PARENTS are set to receive training as part of the Government's Action Plan on Bullying, Education Minister Ruairi Quinn has announced.
A total of €40,000 has been earmarked for 70 two-and-a-half-hour training sessions for parents by the end of the year.
The cash allocation comes as a conference on childhood bullying in Dublin was last week told that almost 40pc of nine-year-olds are being bullied.
However, while the initiative has been welcomed by parents' representatives, the Irish National Teachers' Organisation dismissed the sum as "a drop in the ocean".
Mr Quinn published new anti-bullying procedures for schools on Friday. Key elements include a strong emphasis on prevention of bullying behaviour and defining bullying to include cyber, homophobic and racist bullying.
The anti-bullying training programme is being run jointly by the National Parents' Councils for Primary and Post Primary Schools.
Announcing the funding, Mr Quinn said: "Bullying is not a problem schools can or should be left to tackle alone. Parents, families and the wider community have an important role to play in tackling . . . bullying."
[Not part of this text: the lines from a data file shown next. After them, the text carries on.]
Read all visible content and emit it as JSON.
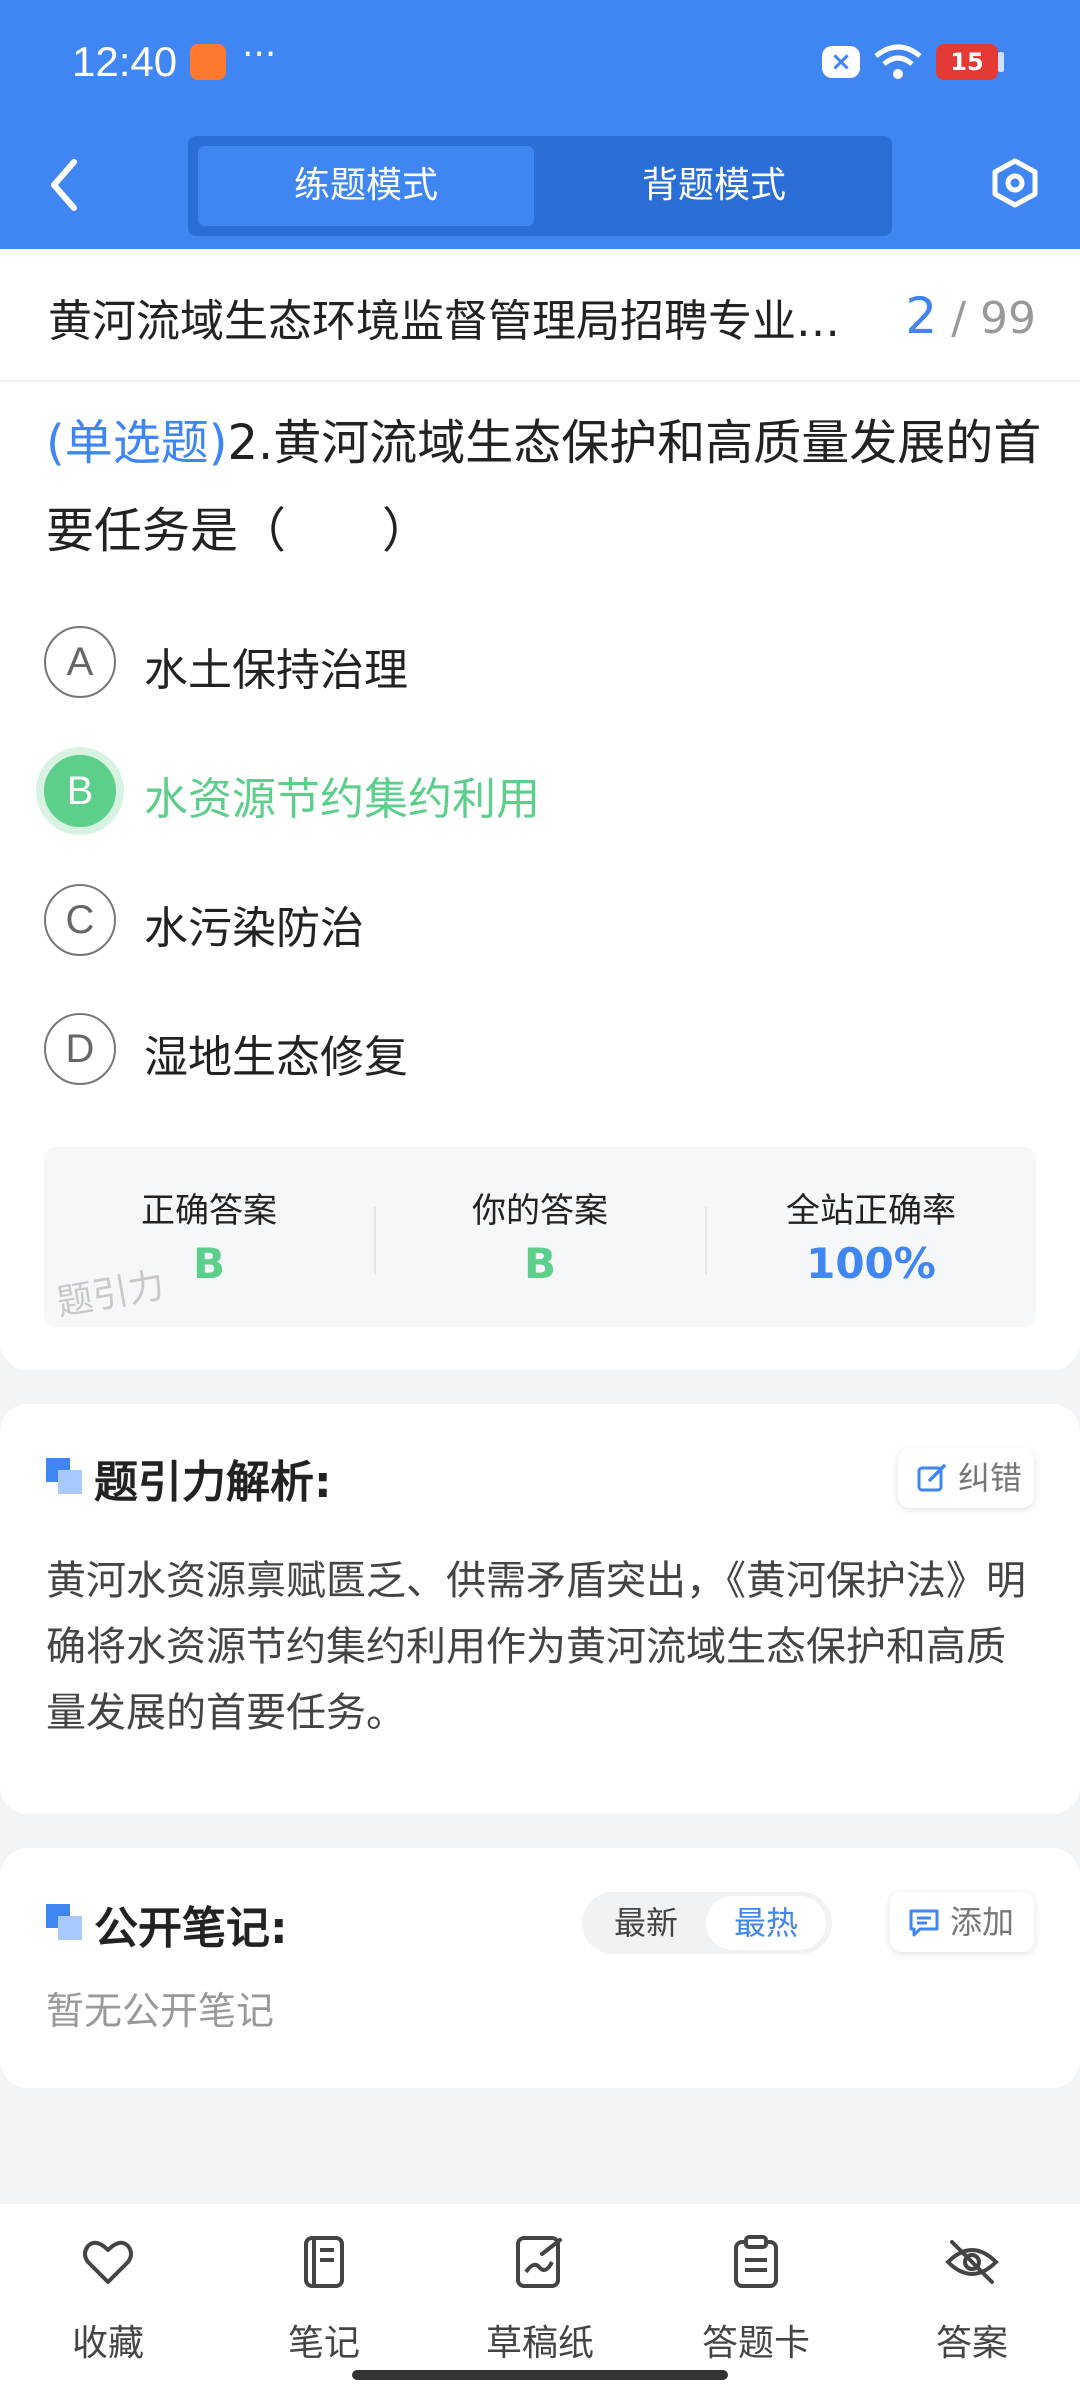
{
  "status_bar": {
    "time": "12:40",
    "dots": "···",
    "battery": "15"
  },
  "header": {
    "modes": [
      "练题模式",
      "背题模式"
    ],
    "active_mode_index": 0
  },
  "question": {
    "paper_title": "黄河流域生态环境监督管理局招聘专业…",
    "current": "2",
    "total": "/ 99",
    "type": "(单选题)",
    "text": "2.黄河流域生态保护和高质量发展的首要任务是（　　）",
    "options": [
      {
        "letter": "A",
        "text": "水土保持治理",
        "selected": false
      },
      {
        "letter": "B",
        "text": "水资源节约集约利用",
        "selected": true
      },
      {
        "letter": "C",
        "text": "水污染防治",
        "selected": false
      },
      {
        "letter": "D",
        "text": "湿地生态修复",
        "selected": false
      }
    ],
    "stats": {
      "correct_label": "正确答案",
      "correct_value": "B",
      "yours_label": "你的答案",
      "yours_value": "B",
      "rate_label": "全站正确率",
      "rate_value": "100%"
    },
    "watermark": "题引力"
  },
  "analysis": {
    "title": "题引力解析:",
    "report_label": "纠错",
    "text": "黄河水资源禀赋匮乏、供需矛盾突出，《黄河保护法》明确将水资源节约集约利用作为黄河流域生态保护和高质量发展的首要任务。"
  },
  "notes": {
    "title": "公开笔记:",
    "sort_latest": "最新",
    "sort_hot": "最热",
    "add_label": "添加",
    "empty": "暂无公开笔记"
  },
  "bottom_bar": {
    "items": [
      "收藏",
      "笔记",
      "草稿纸",
      "答题卡",
      "答案"
    ]
  },
  "colors": {
    "primary": "#3f86f2",
    "correct": "#5ccf8a"
  }
}
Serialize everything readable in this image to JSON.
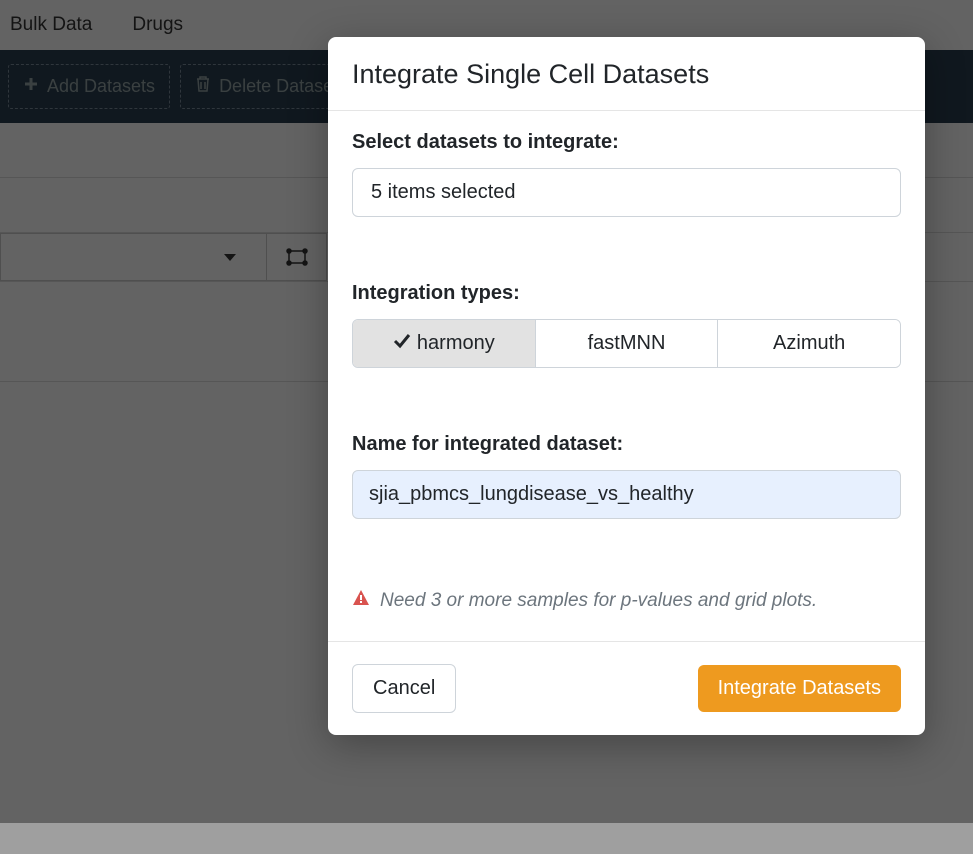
{
  "nav": {
    "bulk_data": "Bulk Data",
    "drugs": "Drugs"
  },
  "toolbar": {
    "add_datasets": "Add Datasets",
    "delete_datasets": "Delete Datasets"
  },
  "modal": {
    "title": "Integrate Single Cell Datasets",
    "select_label": "Select datasets to integrate:",
    "select_value": "5 items selected",
    "integration_label": "Integration types:",
    "integration_options": {
      "harmony": "harmony",
      "fastmnn": "fastMNN",
      "azimuth": "Azimuth"
    },
    "name_label": "Name for integrated dataset:",
    "name_value": "sjia_pbmcs_lungdisease_vs_healthy",
    "warning": "Need 3 or more samples for p-values and grid plots.",
    "cancel": "Cancel",
    "submit": "Integrate Datasets"
  }
}
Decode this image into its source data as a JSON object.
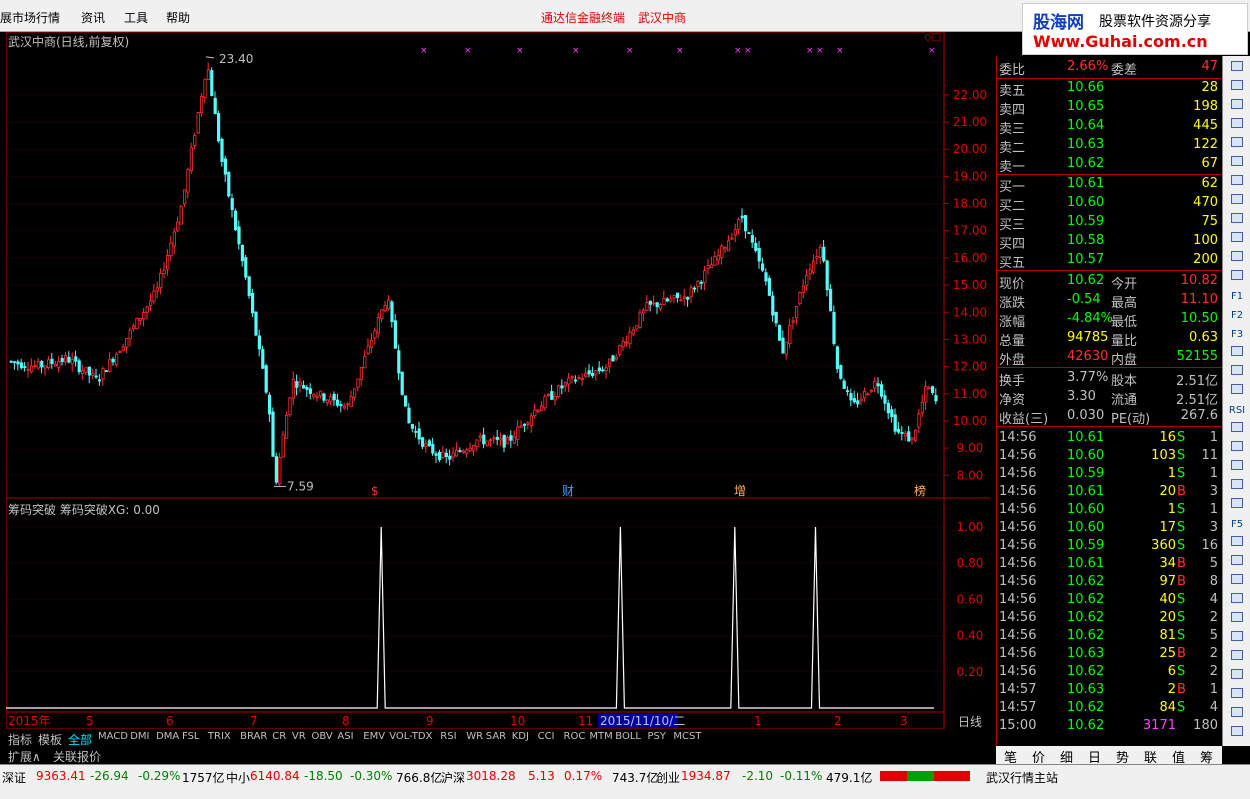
{
  "menu": {
    "item0": "展市场行情",
    "item1": "资讯",
    "item2": "工具",
    "item3": "帮助",
    "title_left": "通达信金融终端",
    "title_right": "武汉中商"
  },
  "logo": {
    "name": "股海网",
    "slogan": "股票软件资源分享",
    "url": "Www.Guhai.com.cn"
  },
  "chart": {
    "title": "武汉中商(日线,前复权)",
    "high_label": "23.40",
    "low_label": "7.59",
    "indicator_title": "筹码突破  筹码突破XG: 0.00",
    "period": "日线",
    "price_ticks": [
      "22.00",
      "21.00",
      "20.00",
      "19.00",
      "18.00",
      "17.00",
      "16.00",
      "15.00",
      "14.00",
      "13.00",
      "12.00",
      "11.00",
      "10.00",
      "9.00",
      "8.00"
    ],
    "ind_ticks": [
      "1.00",
      "0.80",
      "0.60",
      "0.40",
      "0.20"
    ],
    "date_labels": [
      "2015年",
      "5",
      "6",
      "7",
      "8",
      "9",
      "10",
      "11",
      "2015/11/10/二",
      "1",
      "2",
      "3"
    ],
    "markers": [
      "$",
      "财",
      "增",
      "榜"
    ],
    "ctrl": [
      "+",
      "-",
      "0"
    ]
  },
  "chart_data": {
    "type": "candlestick",
    "ylim": [
      7.2,
      23.8
    ],
    "high": 23.4,
    "low": 7.59,
    "indicator": {
      "name": "筹码突破XG",
      "value": 0.0,
      "ylim": [
        0,
        1.05
      ],
      "spikes_at_fraction": [
        0.4,
        0.655,
        0.777,
        0.863
      ]
    }
  },
  "quote": {
    "weibi": {
      "l": "委比",
      "v": "2.66%",
      "l2": "委差",
      "n": "47"
    },
    "sell": [
      {
        "l": "卖五",
        "p": "10.66",
        "n": "28"
      },
      {
        "l": "卖四",
        "p": "10.65",
        "n": "198"
      },
      {
        "l": "卖三",
        "p": "10.64",
        "n": "445"
      },
      {
        "l": "卖二",
        "p": "10.63",
        "n": "122"
      },
      {
        "l": "卖一",
        "p": "10.62",
        "n": "67"
      }
    ],
    "buy": [
      {
        "l": "买一",
        "p": "10.61",
        "n": "62"
      },
      {
        "l": "买二",
        "p": "10.60",
        "n": "470"
      },
      {
        "l": "买三",
        "p": "10.59",
        "n": "75"
      },
      {
        "l": "买四",
        "p": "10.58",
        "n": "100"
      },
      {
        "l": "买五",
        "p": "10.57",
        "n": "200"
      }
    ],
    "stats": [
      {
        "l": "现价",
        "v": "10.62",
        "l2": "今开",
        "n": "10.82",
        "c1": "g",
        "c2": "r"
      },
      {
        "l": "涨跌",
        "v": "-0.54",
        "l2": "最高",
        "n": "11.10",
        "c1": "g",
        "c2": "r"
      },
      {
        "l": "涨幅",
        "v": "-4.84%",
        "l2": "最低",
        "n": "10.50",
        "c1": "g",
        "c2": "g"
      },
      {
        "l": "总量",
        "v": "94785",
        "l2": "量比",
        "n": "0.63",
        "c1": "y",
        "c2": "y"
      },
      {
        "l": "外盘",
        "v": "42630",
        "l2": "内盘",
        "n": "52155",
        "c1": "r",
        "c2": "g"
      }
    ],
    "info": [
      {
        "l": "换手",
        "v": "3.77%",
        "l2": "股本",
        "n": "2.51亿"
      },
      {
        "l": "净资",
        "v": "3.30",
        "l2": "流通",
        "n": "2.51亿"
      },
      {
        "l": "收益(三)",
        "v": "0.030",
        "l2": "PE(动)",
        "n": "267.6"
      }
    ],
    "ticks": [
      {
        "t": "14:56",
        "p": "10.61",
        "v": "16",
        "bs": "S",
        "c": "1"
      },
      {
        "t": "14:56",
        "p": "10.60",
        "v": "103",
        "bs": "S",
        "c": "11"
      },
      {
        "t": "14:56",
        "p": "10.59",
        "v": "1",
        "bs": "S",
        "c": "1"
      },
      {
        "t": "14:56",
        "p": "10.61",
        "v": "20",
        "bs": "B",
        "c": "3"
      },
      {
        "t": "14:56",
        "p": "10.60",
        "v": "1",
        "bs": "S",
        "c": "1"
      },
      {
        "t": "14:56",
        "p": "10.60",
        "v": "17",
        "bs": "S",
        "c": "3"
      },
      {
        "t": "14:56",
        "p": "10.59",
        "v": "360",
        "bs": "S",
        "c": "16"
      },
      {
        "t": "14:56",
        "p": "10.61",
        "v": "34",
        "bs": "B",
        "c": "5"
      },
      {
        "t": "14:56",
        "p": "10.62",
        "v": "97",
        "bs": "B",
        "c": "8"
      },
      {
        "t": "14:56",
        "p": "10.62",
        "v": "40",
        "bs": "S",
        "c": "4"
      },
      {
        "t": "14:56",
        "p": "10.62",
        "v": "20",
        "bs": "S",
        "c": "2"
      },
      {
        "t": "14:56",
        "p": "10.62",
        "v": "81",
        "bs": "S",
        "c": "5"
      },
      {
        "t": "14:56",
        "p": "10.63",
        "v": "25",
        "bs": "B",
        "c": "2"
      },
      {
        "t": "14:56",
        "p": "10.62",
        "v": "6",
        "bs": "S",
        "c": "2"
      },
      {
        "t": "14:57",
        "p": "10.63",
        "v": "2",
        "bs": "B",
        "c": "1"
      },
      {
        "t": "14:57",
        "p": "10.62",
        "v": "84",
        "bs": "S",
        "c": "4"
      },
      {
        "t": "15:00",
        "p": "10.62",
        "v": "3171",
        "bs": "",
        "c": "180"
      }
    ]
  },
  "right_tabs": [
    "笔",
    "价",
    "细",
    "日",
    "势",
    "联",
    "值",
    "筹"
  ],
  "tabs1": [
    "指标",
    "模板",
    "全部",
    "MACD",
    "DMI",
    "DMA",
    "FSL",
    "TRIX",
    "BRAR",
    "CR",
    "VR",
    "OBV",
    "ASI",
    "EMV",
    "VOL-TDX",
    "RSI",
    "WR",
    "SAR",
    "KDJ",
    "CCI",
    "ROC",
    "MTM",
    "BOLL",
    "PSY",
    "MCST"
  ],
  "tabs2": [
    "扩展∧",
    "关联报价"
  ],
  "status": {
    "sz_label": "深证",
    "sz_val": "9363.41",
    "sz_chg": "-26.94",
    "sz_pct": "-0.29%",
    "sz_amt": "1757亿",
    "zx_label": "中小",
    "zx_val": "6140.84",
    "zx_chg": "-18.50",
    "zx_pct": "-0.30%",
    "zx_amt": "766.8亿",
    "hs_label": "沪深",
    "hs_val": "3018.28",
    "hs_chg": "5.13",
    "hs_pct": "0.17%",
    "hs_amt": "743.7亿",
    "cy_label": "创业",
    "cy_val": "1934.87",
    "cy_chg": "-2.10",
    "cy_pct": "-0.11%",
    "cy_amt": "479.1亿",
    "station": "武汉行情主站"
  },
  "rightbar_icons": [
    "F1",
    "F2",
    "F3",
    "F5",
    "RSI"
  ]
}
The purpose of the training sessions are to help parents support their children.
Aine Lynch, chief executive of the National Parents' Council Primary, said: "Parents play a key role in supporting their children and the local school, and this investment in parents will allow them to fulfil that role in a more informed way."
Her counterpart for secondary schools, Don Myers, said: "Parents will be better equipped with knowledge for themselves and for the support of their children in any issues in relation to bullying."